There's no way to do that with only an ordinary hard disk — they're just dumb data stores; they can't verify a certificate before allowing it to be used.

[theweaselking.livejournal.com]

What you do there is have software that checks the key/cert before decrypting the file. Windows disk encryption, a Truecrypt container, etc etc.

[duskwuff.livejournal.com]

If you can't trust the computer, the software running on it can't be trusted to check the certificate either. Such a "certificate" would just be a complicated way of representing a plaintext password.

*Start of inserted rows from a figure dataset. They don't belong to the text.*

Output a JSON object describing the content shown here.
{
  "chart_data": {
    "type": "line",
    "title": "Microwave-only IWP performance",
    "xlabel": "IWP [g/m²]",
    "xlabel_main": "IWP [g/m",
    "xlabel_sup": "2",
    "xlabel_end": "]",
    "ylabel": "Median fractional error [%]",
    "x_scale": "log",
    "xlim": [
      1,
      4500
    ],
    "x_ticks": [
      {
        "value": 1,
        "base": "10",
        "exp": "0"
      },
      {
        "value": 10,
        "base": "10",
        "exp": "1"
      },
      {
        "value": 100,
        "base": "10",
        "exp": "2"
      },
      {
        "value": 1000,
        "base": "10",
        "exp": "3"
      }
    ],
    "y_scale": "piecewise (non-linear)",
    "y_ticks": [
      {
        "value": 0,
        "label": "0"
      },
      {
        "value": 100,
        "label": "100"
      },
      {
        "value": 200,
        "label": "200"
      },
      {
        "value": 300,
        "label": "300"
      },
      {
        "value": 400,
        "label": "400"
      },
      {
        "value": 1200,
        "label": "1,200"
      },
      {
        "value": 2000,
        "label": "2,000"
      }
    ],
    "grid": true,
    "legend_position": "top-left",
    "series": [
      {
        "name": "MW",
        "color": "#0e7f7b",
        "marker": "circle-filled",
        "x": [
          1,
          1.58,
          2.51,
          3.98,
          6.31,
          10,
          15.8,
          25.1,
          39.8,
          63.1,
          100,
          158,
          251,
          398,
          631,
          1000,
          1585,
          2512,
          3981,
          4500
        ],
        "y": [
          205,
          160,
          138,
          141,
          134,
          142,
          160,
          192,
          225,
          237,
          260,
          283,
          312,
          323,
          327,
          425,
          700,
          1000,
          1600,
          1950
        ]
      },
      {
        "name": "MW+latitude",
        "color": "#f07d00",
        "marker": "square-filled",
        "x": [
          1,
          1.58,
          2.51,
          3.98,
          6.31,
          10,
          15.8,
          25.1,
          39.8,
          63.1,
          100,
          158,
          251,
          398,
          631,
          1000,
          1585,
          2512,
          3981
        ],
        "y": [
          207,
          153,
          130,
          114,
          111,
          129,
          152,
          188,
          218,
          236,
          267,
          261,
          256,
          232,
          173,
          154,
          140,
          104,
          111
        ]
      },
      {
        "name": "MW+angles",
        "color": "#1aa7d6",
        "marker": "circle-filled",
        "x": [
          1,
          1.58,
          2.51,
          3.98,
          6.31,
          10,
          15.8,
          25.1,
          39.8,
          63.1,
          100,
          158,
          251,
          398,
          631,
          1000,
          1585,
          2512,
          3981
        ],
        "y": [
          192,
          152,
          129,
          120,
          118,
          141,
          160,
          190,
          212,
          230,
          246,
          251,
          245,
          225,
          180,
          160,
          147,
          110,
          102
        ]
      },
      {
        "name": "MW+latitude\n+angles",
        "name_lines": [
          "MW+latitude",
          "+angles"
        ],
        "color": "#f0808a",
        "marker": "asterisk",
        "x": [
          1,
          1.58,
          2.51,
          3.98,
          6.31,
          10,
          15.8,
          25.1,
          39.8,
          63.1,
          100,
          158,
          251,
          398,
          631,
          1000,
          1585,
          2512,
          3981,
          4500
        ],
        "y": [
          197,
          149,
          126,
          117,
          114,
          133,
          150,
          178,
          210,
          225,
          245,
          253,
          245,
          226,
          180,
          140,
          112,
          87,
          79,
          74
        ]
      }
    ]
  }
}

[theweaselking.livejournal.com]

But we're not discussing a case where you can't trust the computer. Or at least I wasn't, but I can see how that could be what you meant in this thread.

[duskwuff.livejournal.com]

By "the computer", I mean "whatever computer happens to have gotten a copy of the certificate". If one computer can pass the checks and extract the password, another one can just as easily ignore the checks and extract the password anyway.

[theweaselking.livejournal.com]

It took me until this point to realise we've been talking right past each other and you're discussing the possibility of cert revocation mattering to stop the use of a compromised cert, versus "certificate as passphrase"

[theweaselking.livejournal.com]

Why a certificate/keyfile is less desirable:
* Because needing a specific key that cannot be reproduced if lost is less good than needing a password that can be typed in again.
* Because there's no easy way that I know of to say "any key signed by this authority is good"

And fundamentally:
* the purpose of this is not to protect the data from a hacker compromising the normal machine, it's to protect the disk itself from being read while offsite, except in the case of someone who knows the passphrase using this disk in a disaster recovery situation. The "sensitive" data is stored unencrypted on the host machine, and is available to the host machine while running. We're just trying to stick a nice big roadblock in the face of someone who steals the offsite backup disk.

[kafziel.livejournal.com]

The only thing I can think of is automating the login process on this computer, but that's pretty insecure if anyone can get access to your startup scripts.

[sbisson.livejournal.com]

I'd suggest that the answer is going to be a self-encrypting drive.

[theweaselking.livejournal.com]

Problem: No New Hardware. But a good thought.

[nsanity-au.livejournal.com]

Sadly this is the only way I see actually achieving this goal without introducing other risks.

What is your backup software of choice - given no new hardware costs, I assume this means alternate paid backup software is out too.

[jsbowden.livejournal.com]

I blame mhoye:

http://www.theverge.com/2013/3/4/4064574/nins-head-like-a-hole-mashed-with-call-me-maybe-is-perfect

[theweaselking.livejournal.com]

Doesn't play, even with scripting enabled. And I can't see a link to the player in the source.

Got a different link?

[theweaselking.livejournal.com]

Found it on Soundcloud. And, uh. Wow.